The following condition report has been provided by Simon Parkes of Simon Parkes Art Conservation, Inc. 502 East 74th St. New York, NY 212-734-3920, simonparkes@msn.com , an independent restorer who is not an employee of Sotheby's. This large and impressive still life has been quite recently restored and could be hung as is. The restoration in the background in the center left is by a different hand than the remainder of the retouching and is not as well applied, and this restoration could be reexamined. Throughout the remainder of the picture the restoration is very good. There are some visible cracks in the panel in the center of the left side and in the lower right, but these are all stable. The wood itself is cradled. The paint layer is clearly not abraded and the colors are all very strongly defined. The retouches are found along the old panel join running through the peaches and in the tablecloth. There is the odd retouch in the gooseberries in the rear on the far right and in a line of retouches along a crack in the panel in the upper left. The condition is unusually good.
"This lot is offered for sale subject to Sotheby's Conditions of Business, which are available on request and printed in Sotheby's sale catalogues. The independent reports contained in this document are provided for prospective bidders' information only and without warranty by Sotheby's or the Seller."

Catalogue Note

Osias Beert the Elder was one of the pioneers of still life painting in Antwerp.  A contemporary of Jan Brueghel the Elder (1568-1625) and Ambrosius Bosschaert the Elder (1573-1621), Beert was registered as a pupil in the Antwerp painter's guild in 1596 and enrolled as a master in 1602.  Beert's style was highly-esteemed by his contemporaries, as evidenced by the large number of period copies and imitations of his work.  Today, roughly a dozen signed or monogrammed still lifes by Beert are known, and his extant oeuvre includes only around fifty firmly attributed paintings.  Of these known works, about half are flower pictures, while the other half includes fruit and food still lifes such as the present piece. 

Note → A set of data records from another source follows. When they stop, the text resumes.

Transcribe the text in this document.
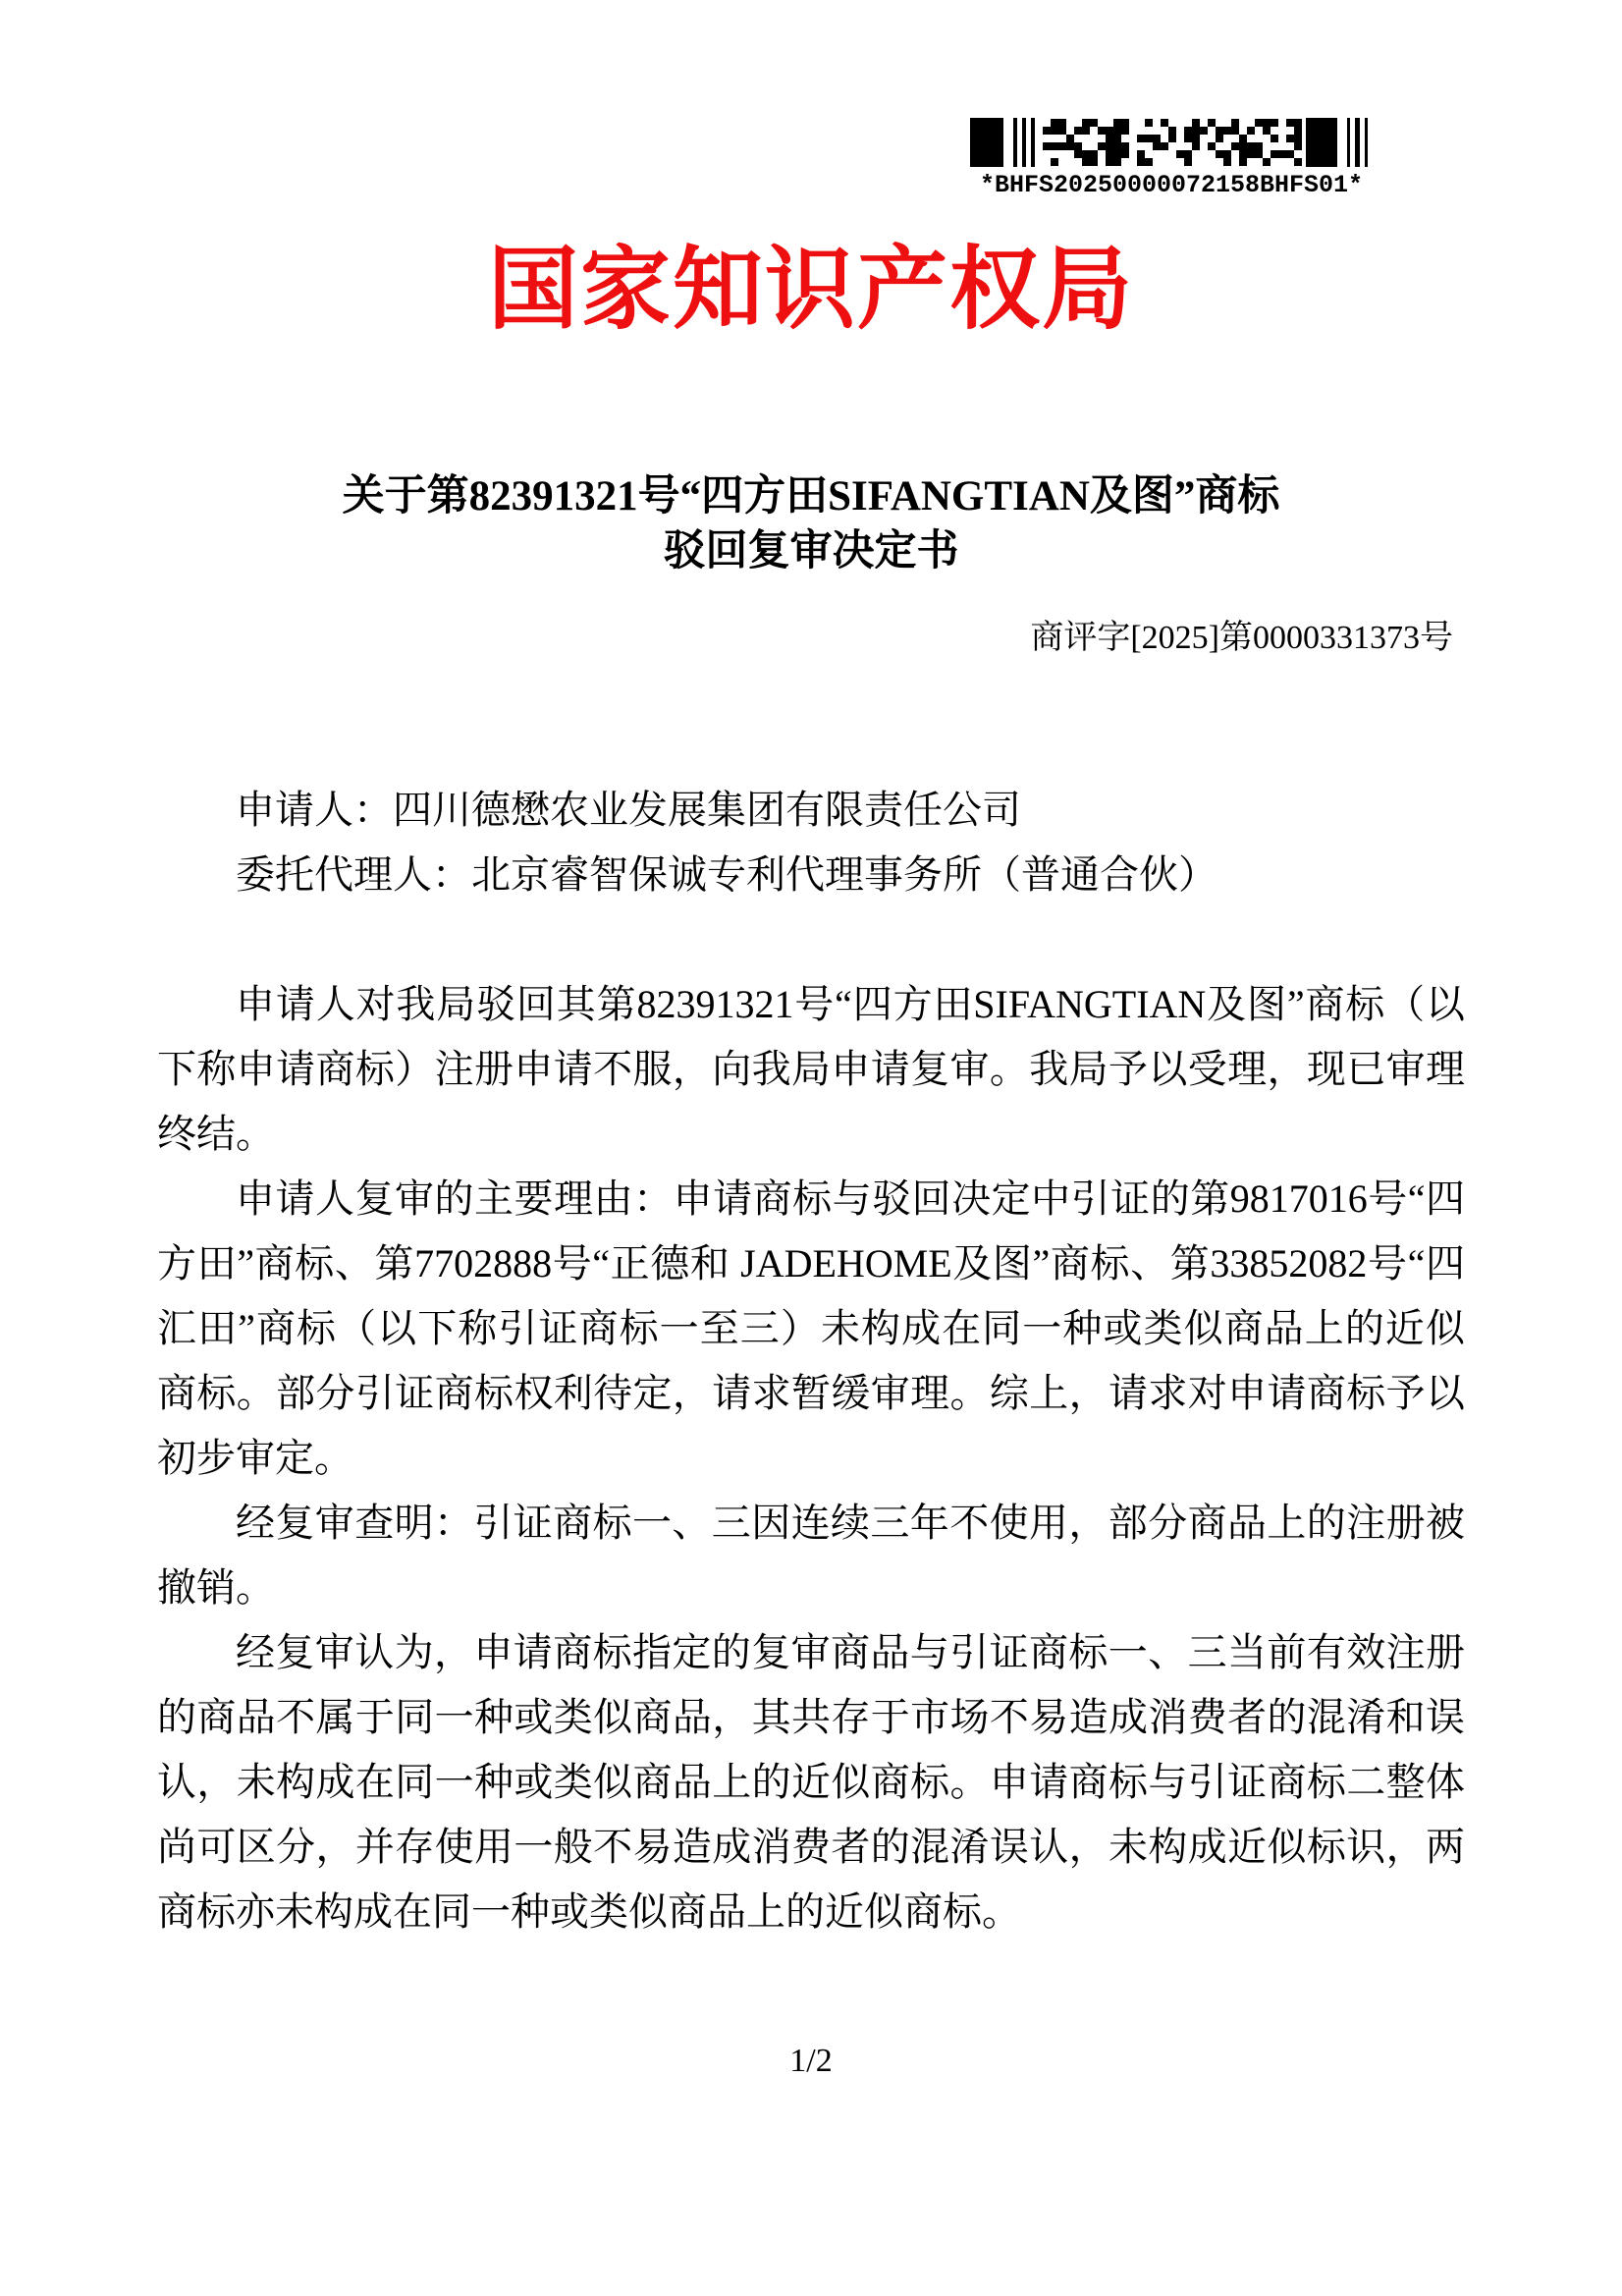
*BHFS20250000072158BHFS01*
国家知识产权局
关于第82391321号“四方田SIFANGTIAN及图”商标
驳回复审决定书
商评字[2025]第0000331373号
申请人：四川德懋农业发展集团有限责任公司
委托代理人：北京睿智保诚专利代理事务所（普通合伙）

申请人对我局驳回其第82391321号“四方田SIFANGTIAN及图”商标（以下称申请商标）注册申请不服，向我局申请复审。我局予以受理，现已审理终结。

申请人复审的主要理由：申请商标与驳回决定中引证的第9817016号“四方田”商标、第7702888号“正德和 JADEHOME及图”商标、第33852082号“四汇田”商标（以下称引证商标一至三）未构成在同一种或类似商品上的近似商标。部分引证商标权利待定，请求暂缓审理。综上，请求对申请商标予以初步审定。

经复审查明：引证商标一、三因连续三年不使用，部分商品上的注册被撤销。

经复审认为，申请商标指定的复审商品与引证商标一、三当前有效注册的商品不属于同一种或类似商品，其共存于市场不易造成消费者的混淆和误认，未构成在同一种或类似商品上的近似商标。申请商标与引证商标二整体尚可区分，并存使用一般不易造成消费者的混淆误认，未构成近似标识，两商标亦未构成在同一种或类似商品上的近似商标。

1/2
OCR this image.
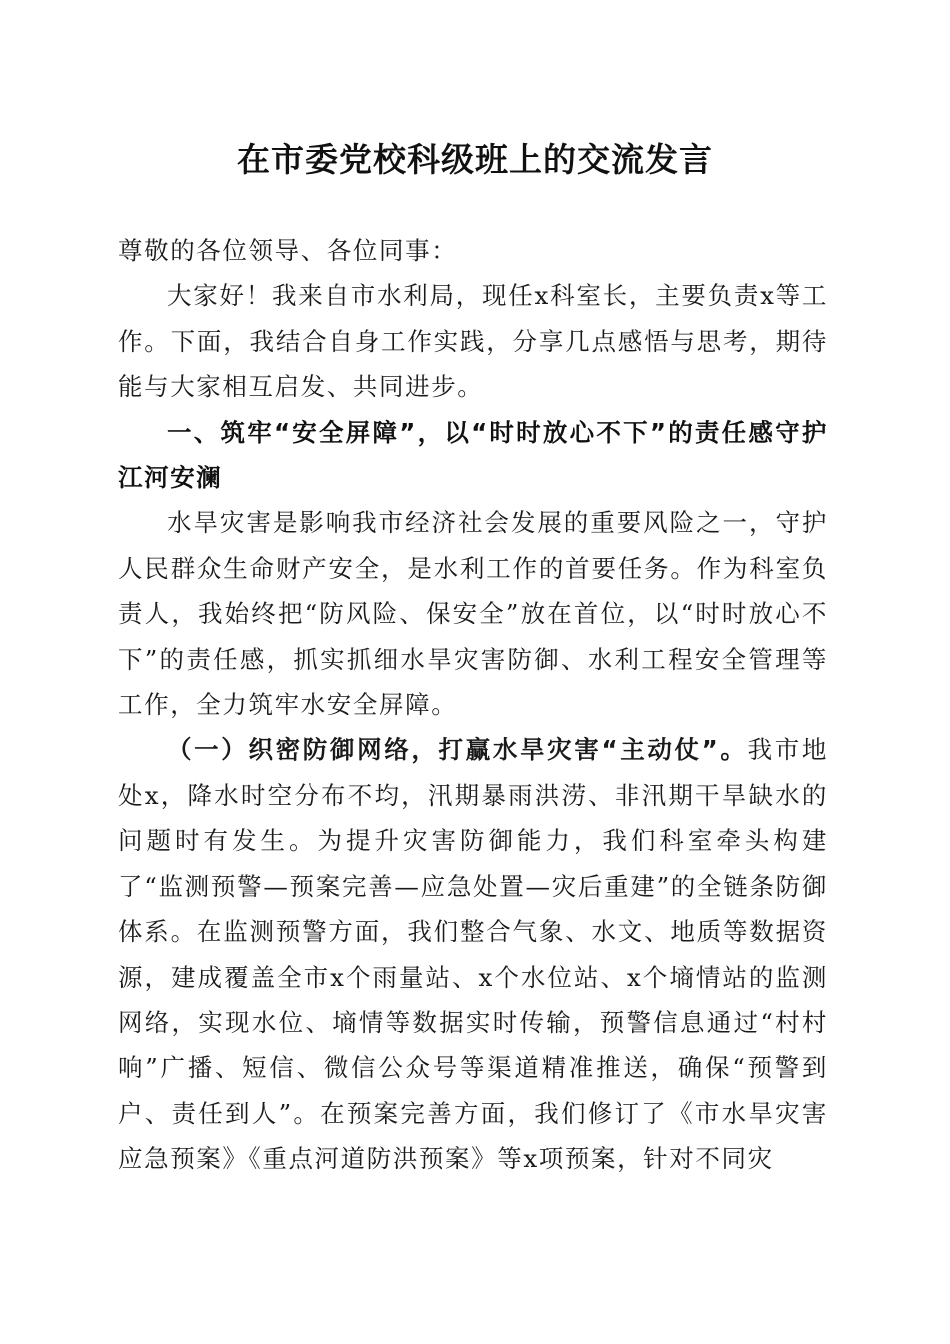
在市委党校科级班上的交流发言

尊敬的各位领导、各位同事：

大家好！我来自市水利局，现任x科室长，主要负责x等工作。下面，我结合自身工作实践，分享几点感悟与思考，期待能与大家相互启发、共同进步。

一、筑牢“安全屏障”，以“时时放心不下”的责任感守护江河安澜

水旱灾害是影响我市经济社会发展的重要风险之一，守护人民群众生命财产安全，是水利工作的首要任务。作为科室负责人，我始终把“防风险、保安全”放在首位，以“时时放心不下”的责任感，抓实抓细水旱灾害防御、水利工程安全管理等工作，全力筑牢水安全屏障。

（一）织密防御网络，打赢水旱灾害“主动仗”。我市地处x，降水时空分布不均，汛期暴雨洪涝、非汛期干旱缺水的问题时有发生。为提升灾害防御能力，我们科室牵头构建了“监测预警—预案完善—应急处置—灾后重建”的全链条防御体系。在监测预警方面，我们整合气象、水文、地质等数据资源，建成覆盖全市x个雨量站、x个水位站、x个墒情站的监测网络，实现水位、墒情等数据实时传输，预警信息通过“村村响”广播、短信、微信公众号等渠道精准推送，确保“预警到户、责任到人”。在预案完善方面，我们修订了《市水旱灾害应急预案》《重点河道防洪预案》等x项预案，针对不同灾
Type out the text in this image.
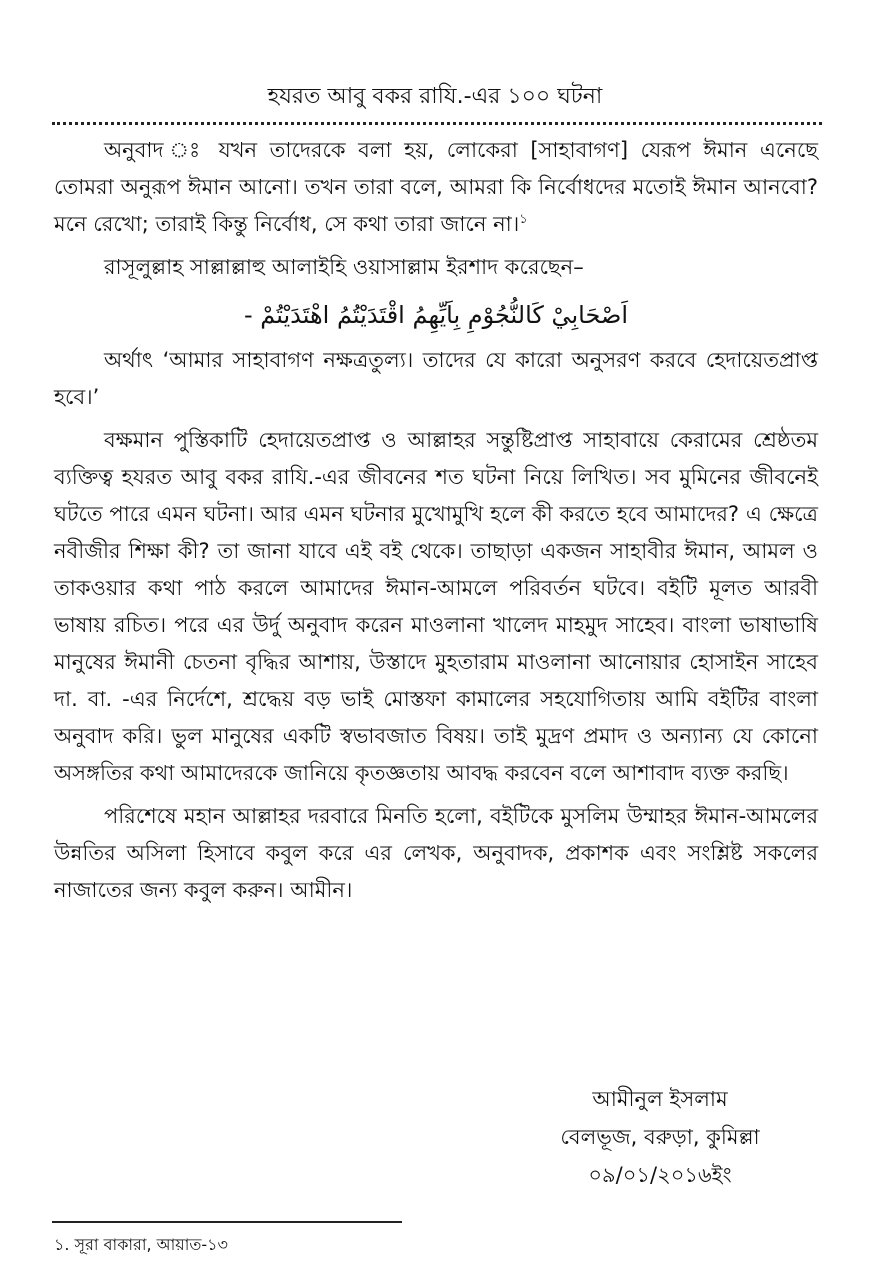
হযরত আবু বকর রাযি.-এর ১০০ ঘটনা

অনুবাদ ঃ যখন তাদেরকে বলা হয়, লোকেরা [সাহাবাগণ] যেরূপ ঈমান এনেছে তোমরা অনুরূপ ঈমান আনো। তখন তারা বলে, আমরা কি নির্বোধদের মতোই ঈমান আনবো? মনে রেখো; তারাই কিন্তু নির্বোধ, সে কথা তারা জানে না।$^১$

রাসূলুল্লাহ সাল্লাল্লাহু আলাইহি ওয়াসাল্লাম ইরশাদ করেছেন–

اَصْحَابِيْ كَالنُّجُوْمِ بِاَيِّهِمُ اقْتَدَيْتُمُ اهْتَدَيْتُمْ -

অর্থাৎ ‘আমার সাহাবাগণ নক্ষত্রতুল্য। তাদের যে কারো অনুসরণ করবে হেদায়েতপ্রাপ্ত হবে।’

বক্ষমান পুস্তিকাটি হেদায়েতপ্রাপ্ত ও আল্লাহর সন্তুষ্টিপ্রাপ্ত সাহাবায়ে কেরামের শ্রেষ্ঠতম ব্যক্তিত্ব হযরত আবু বকর রাযি.-এর জীবনের শত ঘটনা নিয়ে লিখিত। সব মুমিনের জীবনেই ঘটতে পারে এমন ঘটনা। আর এমন ঘটনার মুখোমুখি হলে কী করতে হবে আমাদের? এ ক্ষেত্রে নবীজীর শিক্ষা কী? তা জানা যাবে এই বই থেকে। তাছাড়া একজন সাহাবীর ঈমান, আমল ও তাকওয়ার কথা পাঠ করলে আমাদের ঈমান-আমলে পরিবর্তন ঘটবে। বইটি মূলত আরবী ভাষায় রচিত। পরে এর উর্দু অনুবাদ করেন মাওলানা খালেদ মাহমুদ সাহেব। বাংলা ভাষাভাষি মানুষের ঈমানী চেতনা বৃদ্ধির আশায়, উস্তাদে মুহতারাম মাওলানা আনোয়ার হোসাইন সাহেব দা. বা. -এর নির্দেশে, শ্রদ্ধেয় বড় ভাই মোস্তফা কামালের সহযোগিতায় আমি বইটির বাংলা অনুবাদ করি। ভুল মানুষের একটি স্বভাবজাত বিষয়। তাই মুদ্রণ প্রমাদ ও অন্যান্য যে কোনো অসঙ্গতির কথা আমাদেরকে জানিয়ে কৃতজ্ঞতায় আবদ্ধ করবেন বলে আশাবাদ ব্যক্ত করছি।

পরিশেষে মহান আল্লাহর দরবারে মিনতি হলো, বইটিকে মুসলিম উম্মাহর ঈমান-আমলের উন্নতির অসিলা হিসাবে কবুল করে এর লেখক, অনুবাদক, প্রকাশক এবং সংশ্লিষ্ট সকলের নাজাতের জন্য কবুল করুন। আমীন।

আমীনুল ইসলাম
বেলভূজ, বরুড়া, কুমিল্লা
০৯/০১/২০১৬ইং
১. সূরা বাকারা, আয়াত-১৩
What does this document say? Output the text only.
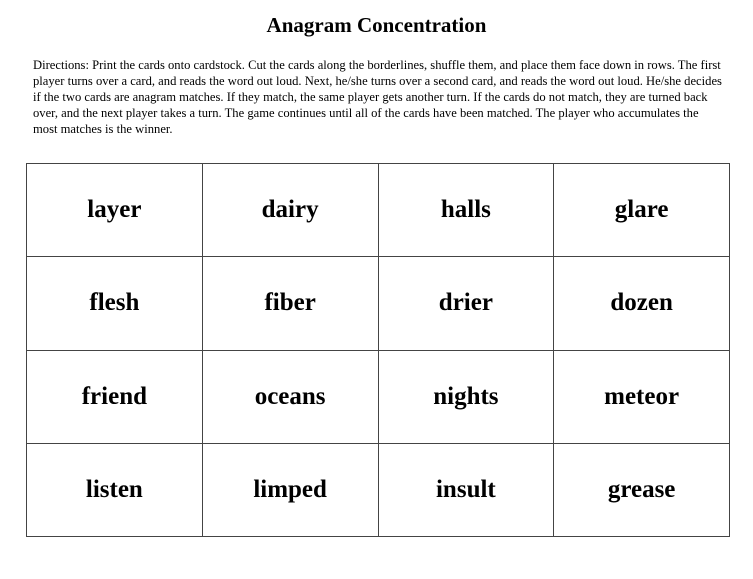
Anagram Concentration
Directions: Print the cards onto cardstock. Cut the cards along the borderlines, shuffle them, and place them face down in rows. The first player turns over a card, and reads the word out loud. Next, he/she turns over a second card, and reads the word out loud. He/she decides if the two cards are anagram matches. If they match, the same player gets another turn. If the cards do not match, they are turned back over, and the next player takes a turn. The game continues until all of the cards have been matched. The player who accumulates the most matches is the winner.
layer	dairy	halls	glare
flesh	fiber	drier	dozen
friend	oceans	nights	meteor
listen	limped	insult	grease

The present panel is typical of Beert's fruit still lifes in its mixing of locally grown and readily available produce along with more expensive luxury goods such as the porcelain dish and bowl that dominate the foreground. Chinese blue and white Wan-li porcelain is a recurring motif in Beert's still lifes, and indeed, in the still lifes of many of his contemporaries.  Imported by the East-India trade companies and known colloquially as Kraak – because early examples had been salvaged from captured Portuguese trade ships known as cararcas – such dishes and bowls were still rare and costly in northern Europe in the early 17th century.  In contrast, the pewter plates and façon de Venise glasses – as opposed to actual Venetian glass – were locally produced and readily available.  This integration of quotidian and luxury items creates a feeling of immediacy and familiarity in Beert's work; rather than looking posed, his table top still lifes have the feel of a family dinner. 

As is common in Beert's food still lifes, the predominant earth tones of his palette are balanced by cool blues and grays and strengthened by the vibrant red tones of the berries and cherries in the lower left of the composition.  These are balanced by the rich yellows and oranges of the apricots and pears on the right.  A cool, bright light illuminates the table from the left, creating gleaming highlights on the translucent skin of the grapes and plums, and playing similarly across the hard surfaces of the pewter plates and clear glasses.  Beert achieved such effects of color and light through the build up of thin layers of glazes on a light ground, strengthening details with fine, linear touches.  The knife handle and leaves which overhang the table edge and seem to protrude into the viewer's space heighten the sense of spatial recession and add to the illusionism of the whole.

A similar piece – with the plums and nuts in the background transposed and a few other compositional changes– was sold Paris, Piasa, 25 June 2004 lot. 14.